En contraste, ¿llegará alguna vez el día en el que se arraigue la noción de que saber inglés es bueno para todos los profesionales que se desenvuelven en ramas relacionadas con la ciencia, como es el caso de la terapia física? A diferencia de lo que ocurre con el consumo de frutas y vegetales, se me hace difícil pensar que entre los pobladores de los países a los que va dirigido este blog haya problemas de acceso al inglés, y tampoco se me ocurre alguna contraindicación para saber inglés; el no hacerlo es, en estas circunstancias, netamente un tema de elección personal.
Ya son algunas las ocasiones en las que he recibido comentarios de este tipo (la más reciente aquí; no puedo saber si estos comentarios provienen de la misma persona o más de una):
Buena la información que presentas, pero no ayudas a la gente.En primer lugar, estos comentarios me parecen contradictorios. Por un lado, los comentarios reconocen que la información es valiosa, pero al mismo tiempo sostienen que es inútil. En esta situación, yo me pregunto, ¿qué está fallando, la información o el que la lee? Si es buena información, ¿no conviene buscar la forma de aprovecharla?
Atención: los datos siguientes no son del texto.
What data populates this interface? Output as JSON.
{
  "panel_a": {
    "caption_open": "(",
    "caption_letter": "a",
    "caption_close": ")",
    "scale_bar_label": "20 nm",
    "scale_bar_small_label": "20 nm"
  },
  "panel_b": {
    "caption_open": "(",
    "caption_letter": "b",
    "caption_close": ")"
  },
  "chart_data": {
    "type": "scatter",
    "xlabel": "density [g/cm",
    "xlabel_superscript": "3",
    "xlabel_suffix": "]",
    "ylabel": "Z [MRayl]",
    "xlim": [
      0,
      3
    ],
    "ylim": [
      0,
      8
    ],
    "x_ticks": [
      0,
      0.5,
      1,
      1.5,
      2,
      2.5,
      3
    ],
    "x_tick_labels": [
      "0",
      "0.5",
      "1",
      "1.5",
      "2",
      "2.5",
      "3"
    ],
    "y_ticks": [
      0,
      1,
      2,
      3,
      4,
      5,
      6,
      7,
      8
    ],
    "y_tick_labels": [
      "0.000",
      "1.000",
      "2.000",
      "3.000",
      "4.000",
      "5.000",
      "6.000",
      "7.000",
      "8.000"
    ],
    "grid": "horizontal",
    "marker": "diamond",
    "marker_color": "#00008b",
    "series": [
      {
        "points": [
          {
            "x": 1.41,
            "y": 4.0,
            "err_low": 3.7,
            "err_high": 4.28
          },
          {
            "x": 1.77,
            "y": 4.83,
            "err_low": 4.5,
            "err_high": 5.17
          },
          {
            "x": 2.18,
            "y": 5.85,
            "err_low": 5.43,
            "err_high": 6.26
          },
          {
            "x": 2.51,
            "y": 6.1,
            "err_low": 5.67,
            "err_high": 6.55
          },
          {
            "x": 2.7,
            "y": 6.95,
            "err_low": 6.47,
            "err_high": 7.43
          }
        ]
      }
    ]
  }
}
En segundo lugar, varias personas me han dicho lo contrario, que han podido utilizar efectivamente algunas cosas en inglés que he presentado, y eso me anima. Previamente he expuesto una buena cantidad de argumentos para presentar información en inglés en este blog: aquí, allá y acullá. Pienso que yo ya no tengo mucho más que decir sobre este asunto.
Seguiré presentando información que considero valiosa, ya sea en inglés o en español (quien sabe, talvez en otros idiomas en el futuro, como planteaba un lector en los comentarios de esta entrada). No desistiré en mi recomendación: ¡Vamos, aprende inglés! ¡Es bueno para ti!
(* Se entiende que hablo de aquellas en buen estado, debidamente aseadas, sin contaminantes.)